Ich nehme an, erzeugeKunden wird auch aufgerufen. Kann es sein, dass debei eine Exception auftritt? Wenn z.B. in liesAnschrift eine IOException auftritt, wird diese immer weiter hochgeworfen und sorgt dafür, dass die Schleife abgebrochen wird.


----------



## Guest (25. Okt 2007)

jo genau erzeugeKunden() wird auch aufgerufen...


----------



## Guest (25. Okt 2007)

aber was soll denn da falsch sein?
ich kapier das nicht.


----------



## Leroy42 (25. Okt 2007)

Anonymous hat gesagt.:
			
		

> als ergebnis bekomm ich immer eine NullPointerException...???
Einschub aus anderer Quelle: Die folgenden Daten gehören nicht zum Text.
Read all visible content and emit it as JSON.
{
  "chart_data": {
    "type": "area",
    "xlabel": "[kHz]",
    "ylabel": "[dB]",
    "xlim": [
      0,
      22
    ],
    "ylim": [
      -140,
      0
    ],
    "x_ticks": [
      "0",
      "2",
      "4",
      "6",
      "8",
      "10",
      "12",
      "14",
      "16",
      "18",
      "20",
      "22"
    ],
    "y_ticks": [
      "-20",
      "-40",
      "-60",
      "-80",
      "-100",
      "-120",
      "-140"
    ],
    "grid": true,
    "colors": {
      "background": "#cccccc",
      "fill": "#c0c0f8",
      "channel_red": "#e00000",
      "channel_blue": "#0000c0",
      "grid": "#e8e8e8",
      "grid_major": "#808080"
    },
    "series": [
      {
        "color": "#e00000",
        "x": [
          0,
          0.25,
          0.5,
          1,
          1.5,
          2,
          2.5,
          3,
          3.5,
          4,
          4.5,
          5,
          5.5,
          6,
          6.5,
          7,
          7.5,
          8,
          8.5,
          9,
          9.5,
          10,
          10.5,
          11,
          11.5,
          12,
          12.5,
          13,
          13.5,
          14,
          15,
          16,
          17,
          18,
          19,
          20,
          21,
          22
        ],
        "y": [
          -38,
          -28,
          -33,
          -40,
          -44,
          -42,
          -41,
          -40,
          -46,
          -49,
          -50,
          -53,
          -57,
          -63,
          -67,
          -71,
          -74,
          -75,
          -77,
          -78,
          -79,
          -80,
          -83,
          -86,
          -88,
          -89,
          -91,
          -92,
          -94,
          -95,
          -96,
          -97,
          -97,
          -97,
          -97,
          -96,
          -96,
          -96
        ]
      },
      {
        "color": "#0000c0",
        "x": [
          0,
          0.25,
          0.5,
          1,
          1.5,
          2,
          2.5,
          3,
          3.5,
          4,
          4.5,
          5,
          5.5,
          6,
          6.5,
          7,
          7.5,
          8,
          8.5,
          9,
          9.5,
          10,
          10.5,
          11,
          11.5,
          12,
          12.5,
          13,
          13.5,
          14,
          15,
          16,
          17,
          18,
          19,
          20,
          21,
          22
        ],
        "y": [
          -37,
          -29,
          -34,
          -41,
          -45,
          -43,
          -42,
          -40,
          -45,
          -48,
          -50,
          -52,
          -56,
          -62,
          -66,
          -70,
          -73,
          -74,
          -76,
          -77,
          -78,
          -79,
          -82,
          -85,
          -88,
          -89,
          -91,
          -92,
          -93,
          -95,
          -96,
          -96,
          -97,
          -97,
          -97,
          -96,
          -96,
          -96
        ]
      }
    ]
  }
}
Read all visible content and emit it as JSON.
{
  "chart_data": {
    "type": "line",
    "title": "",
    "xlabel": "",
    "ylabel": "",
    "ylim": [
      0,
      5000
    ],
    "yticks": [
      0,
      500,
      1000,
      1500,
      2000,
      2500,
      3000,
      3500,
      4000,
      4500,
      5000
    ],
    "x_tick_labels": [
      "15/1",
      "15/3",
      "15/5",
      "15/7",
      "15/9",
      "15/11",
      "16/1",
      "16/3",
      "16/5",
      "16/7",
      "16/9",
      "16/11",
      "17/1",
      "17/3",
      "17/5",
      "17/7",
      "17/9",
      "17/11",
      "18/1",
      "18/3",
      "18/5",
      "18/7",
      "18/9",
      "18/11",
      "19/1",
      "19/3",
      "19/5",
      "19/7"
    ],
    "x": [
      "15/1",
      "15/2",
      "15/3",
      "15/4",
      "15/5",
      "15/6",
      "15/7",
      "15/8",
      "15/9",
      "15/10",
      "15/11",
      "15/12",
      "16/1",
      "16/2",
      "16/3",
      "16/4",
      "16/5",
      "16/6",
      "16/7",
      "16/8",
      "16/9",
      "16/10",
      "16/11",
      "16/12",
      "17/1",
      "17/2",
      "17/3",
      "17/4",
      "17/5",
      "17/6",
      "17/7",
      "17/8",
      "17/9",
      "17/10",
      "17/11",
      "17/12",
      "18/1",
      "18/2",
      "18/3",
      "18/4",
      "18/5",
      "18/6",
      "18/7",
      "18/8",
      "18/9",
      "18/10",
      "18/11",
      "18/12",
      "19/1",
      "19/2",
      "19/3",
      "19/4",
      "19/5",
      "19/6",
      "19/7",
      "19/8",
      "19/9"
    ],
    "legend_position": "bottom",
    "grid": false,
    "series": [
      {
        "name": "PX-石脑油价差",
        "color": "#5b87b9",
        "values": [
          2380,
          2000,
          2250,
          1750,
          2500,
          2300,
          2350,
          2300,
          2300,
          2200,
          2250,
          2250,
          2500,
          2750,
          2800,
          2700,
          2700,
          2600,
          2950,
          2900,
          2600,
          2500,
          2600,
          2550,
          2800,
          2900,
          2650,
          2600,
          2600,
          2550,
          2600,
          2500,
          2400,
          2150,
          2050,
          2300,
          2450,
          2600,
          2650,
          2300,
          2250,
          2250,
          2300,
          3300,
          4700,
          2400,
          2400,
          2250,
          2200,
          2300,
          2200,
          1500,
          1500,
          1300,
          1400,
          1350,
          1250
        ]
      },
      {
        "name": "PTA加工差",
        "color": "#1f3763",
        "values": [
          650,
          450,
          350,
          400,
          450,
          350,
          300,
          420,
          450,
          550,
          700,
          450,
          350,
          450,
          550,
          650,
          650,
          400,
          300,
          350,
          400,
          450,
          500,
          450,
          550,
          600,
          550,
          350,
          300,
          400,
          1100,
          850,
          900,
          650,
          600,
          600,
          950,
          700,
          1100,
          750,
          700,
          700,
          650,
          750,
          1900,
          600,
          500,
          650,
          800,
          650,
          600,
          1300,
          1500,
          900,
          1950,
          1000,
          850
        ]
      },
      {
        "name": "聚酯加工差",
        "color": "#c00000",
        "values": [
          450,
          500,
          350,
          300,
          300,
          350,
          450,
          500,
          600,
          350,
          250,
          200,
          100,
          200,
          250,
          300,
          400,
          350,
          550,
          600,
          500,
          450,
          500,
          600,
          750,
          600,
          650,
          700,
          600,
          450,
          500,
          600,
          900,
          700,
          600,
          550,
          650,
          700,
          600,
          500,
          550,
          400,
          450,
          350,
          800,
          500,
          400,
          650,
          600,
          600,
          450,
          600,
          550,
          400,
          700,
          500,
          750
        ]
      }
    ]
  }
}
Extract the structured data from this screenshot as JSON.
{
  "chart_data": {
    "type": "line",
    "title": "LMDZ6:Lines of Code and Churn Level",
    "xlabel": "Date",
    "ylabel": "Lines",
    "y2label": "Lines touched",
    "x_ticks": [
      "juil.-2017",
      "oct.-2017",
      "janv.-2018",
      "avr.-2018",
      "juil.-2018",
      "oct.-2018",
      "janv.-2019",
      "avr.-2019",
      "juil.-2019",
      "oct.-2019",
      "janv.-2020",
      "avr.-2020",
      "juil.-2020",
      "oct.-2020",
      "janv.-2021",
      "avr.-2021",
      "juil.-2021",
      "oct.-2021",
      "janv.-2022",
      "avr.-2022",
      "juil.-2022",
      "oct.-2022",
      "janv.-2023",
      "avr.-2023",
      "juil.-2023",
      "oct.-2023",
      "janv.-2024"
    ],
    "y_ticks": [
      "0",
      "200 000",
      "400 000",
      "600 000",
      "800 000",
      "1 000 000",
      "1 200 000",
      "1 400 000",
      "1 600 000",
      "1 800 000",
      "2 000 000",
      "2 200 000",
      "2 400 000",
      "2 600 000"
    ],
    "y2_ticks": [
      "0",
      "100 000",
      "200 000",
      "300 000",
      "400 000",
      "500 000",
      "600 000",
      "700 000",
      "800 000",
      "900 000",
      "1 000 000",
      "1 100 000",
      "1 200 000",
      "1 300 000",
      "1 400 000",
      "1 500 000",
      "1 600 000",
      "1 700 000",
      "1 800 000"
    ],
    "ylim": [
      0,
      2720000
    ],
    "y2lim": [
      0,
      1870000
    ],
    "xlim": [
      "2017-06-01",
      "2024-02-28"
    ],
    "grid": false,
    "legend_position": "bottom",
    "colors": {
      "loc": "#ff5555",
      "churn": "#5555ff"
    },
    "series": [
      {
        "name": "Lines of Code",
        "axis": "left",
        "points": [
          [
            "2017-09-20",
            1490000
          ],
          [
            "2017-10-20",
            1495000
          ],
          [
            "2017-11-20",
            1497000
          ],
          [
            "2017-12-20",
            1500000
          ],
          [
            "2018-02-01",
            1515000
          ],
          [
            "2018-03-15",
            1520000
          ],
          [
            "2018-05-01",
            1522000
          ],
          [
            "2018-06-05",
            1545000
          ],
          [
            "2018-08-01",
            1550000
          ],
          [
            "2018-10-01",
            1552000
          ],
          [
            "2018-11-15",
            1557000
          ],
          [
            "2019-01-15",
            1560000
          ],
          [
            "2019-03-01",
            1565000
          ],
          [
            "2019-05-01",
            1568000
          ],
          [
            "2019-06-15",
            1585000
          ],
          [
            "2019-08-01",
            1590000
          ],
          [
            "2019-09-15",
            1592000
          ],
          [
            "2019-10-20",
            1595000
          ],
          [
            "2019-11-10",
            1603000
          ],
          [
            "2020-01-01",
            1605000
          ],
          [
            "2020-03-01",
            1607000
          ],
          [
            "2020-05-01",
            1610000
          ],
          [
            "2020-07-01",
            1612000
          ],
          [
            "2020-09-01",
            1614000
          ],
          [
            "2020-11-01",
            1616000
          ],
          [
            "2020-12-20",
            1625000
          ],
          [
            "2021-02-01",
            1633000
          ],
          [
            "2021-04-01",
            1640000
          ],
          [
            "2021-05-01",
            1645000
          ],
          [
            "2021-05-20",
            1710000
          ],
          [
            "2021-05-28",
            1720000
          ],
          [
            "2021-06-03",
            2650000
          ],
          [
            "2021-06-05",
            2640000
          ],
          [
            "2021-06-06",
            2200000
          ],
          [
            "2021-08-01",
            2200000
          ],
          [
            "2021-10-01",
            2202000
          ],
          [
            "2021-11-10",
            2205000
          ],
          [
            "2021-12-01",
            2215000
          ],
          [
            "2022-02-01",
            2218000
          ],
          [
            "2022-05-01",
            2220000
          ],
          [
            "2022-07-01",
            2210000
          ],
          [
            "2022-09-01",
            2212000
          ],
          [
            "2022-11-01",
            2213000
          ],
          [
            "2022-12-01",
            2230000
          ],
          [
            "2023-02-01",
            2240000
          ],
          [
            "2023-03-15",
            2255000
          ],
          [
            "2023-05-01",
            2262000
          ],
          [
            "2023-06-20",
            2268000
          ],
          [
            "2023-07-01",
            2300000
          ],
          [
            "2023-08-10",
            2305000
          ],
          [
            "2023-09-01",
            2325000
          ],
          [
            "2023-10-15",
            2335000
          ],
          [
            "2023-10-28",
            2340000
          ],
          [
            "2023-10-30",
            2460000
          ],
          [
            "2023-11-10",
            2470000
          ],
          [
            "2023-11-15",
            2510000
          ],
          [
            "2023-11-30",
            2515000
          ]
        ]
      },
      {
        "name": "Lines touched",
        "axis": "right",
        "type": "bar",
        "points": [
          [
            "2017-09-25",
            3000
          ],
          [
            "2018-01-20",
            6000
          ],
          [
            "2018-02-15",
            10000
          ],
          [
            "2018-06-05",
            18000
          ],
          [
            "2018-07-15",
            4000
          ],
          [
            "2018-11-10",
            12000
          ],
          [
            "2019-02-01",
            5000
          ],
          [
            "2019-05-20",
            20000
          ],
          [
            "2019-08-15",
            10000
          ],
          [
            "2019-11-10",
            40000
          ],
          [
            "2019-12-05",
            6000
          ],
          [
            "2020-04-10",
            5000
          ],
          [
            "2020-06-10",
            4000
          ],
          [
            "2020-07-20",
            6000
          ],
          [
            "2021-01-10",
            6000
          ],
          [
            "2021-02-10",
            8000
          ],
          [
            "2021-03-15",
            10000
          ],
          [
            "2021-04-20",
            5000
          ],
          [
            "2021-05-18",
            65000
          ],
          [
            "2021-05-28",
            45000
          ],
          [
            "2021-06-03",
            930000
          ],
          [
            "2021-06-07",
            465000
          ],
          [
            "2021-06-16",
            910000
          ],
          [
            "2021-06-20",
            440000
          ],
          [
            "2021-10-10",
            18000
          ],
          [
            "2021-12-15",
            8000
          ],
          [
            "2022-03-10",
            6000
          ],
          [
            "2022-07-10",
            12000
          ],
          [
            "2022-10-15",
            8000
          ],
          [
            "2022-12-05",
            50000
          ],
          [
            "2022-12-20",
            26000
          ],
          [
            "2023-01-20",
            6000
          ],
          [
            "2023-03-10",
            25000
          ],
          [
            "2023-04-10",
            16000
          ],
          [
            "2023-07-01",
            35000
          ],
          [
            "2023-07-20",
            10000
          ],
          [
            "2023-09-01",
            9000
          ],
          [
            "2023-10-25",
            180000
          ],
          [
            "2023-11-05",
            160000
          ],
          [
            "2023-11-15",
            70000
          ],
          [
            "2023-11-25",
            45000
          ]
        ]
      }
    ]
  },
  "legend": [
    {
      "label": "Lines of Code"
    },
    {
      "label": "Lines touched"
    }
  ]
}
Bevor wir hier weiter sinnlos herumraten, poste die NPE und
zeige die Zeilen im Java-Programm, wo die NPE auftritt
(und ein paar ums sie _herum_)


----------



## Murray (25. Okt 2007)

Anonymous hat gesagt.:
			
		

> aber was soll denn da falsch sein?
> ich kapier das nicht.


Wie gesagt: sollte in der Schleife irgendwo eine IOException kommen, dann wird die Schleife abgebrochen, und dadurch bleiben die restliche Array-Element uninitialisiert.


----------



## Guest (25. Okt 2007)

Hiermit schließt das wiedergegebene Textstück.